Indian Market: Neither Cheap Nor Expensive

17 Dec

•

Summary

  • Indian equity market offers limited returns currently.
  • Profit growth is expected to remain in the low teens.
  • Markets are not cheap enough for a sharp re-rating.
Indian Market: Neither Cheap Nor Expensive

The Indian equity market has experienced a period of consolidation over the past 14-15 months, delivering modest returns. Neelesh Surana, Chief Investment Officer at Mirae Asset Investment Managers India, observes that the market is currently balanced, lacking the extreme undervaluation for a significant re-rating or the overvaluation that would signal immediate downside risks.

Looking ahead, Surana predicts that the performance of domestic equities will closely follow the trajectory of corporate earnings.
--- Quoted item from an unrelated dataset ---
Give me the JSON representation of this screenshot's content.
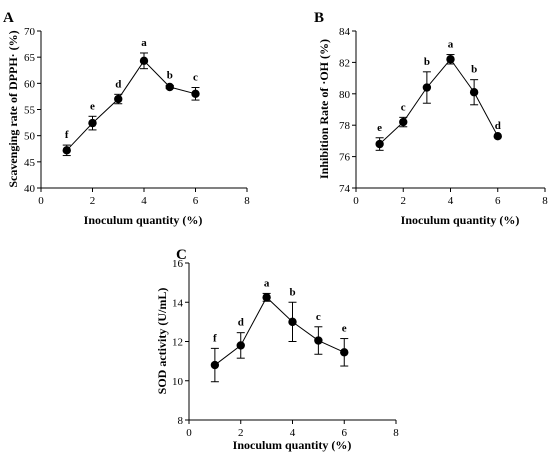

He forecasts profit growth to remain in the low double digits for the next couple of years, indicating a steady but not explosive market environment.

This outlook suggests that investors should expect a performance closely tied to the actual profitability of companies, rather than being driven by broad market sentiment or speculative bubbles. The stability in the market's valuation, coupled with moderate earnings growth, points towards a period of measured investment returns.

Disclaimer: This story has been auto-aggregated and auto-summarised by a computer program. This story has not been edited or created by the Feedzop team.
Neelesh Surana believes the Indian market is currently in a balanced state, neither cheap nor overly expensive, with profit growth expected in the low teens.
The market's performance is expected to mirror the underlying earnings trajectory, with profit growth projected in the low teens over the next few years.
According to Neelesh Surana, the Indian market is neither inexpensive enough for a sharp re-rating nor stretched enough for immediate downside risks.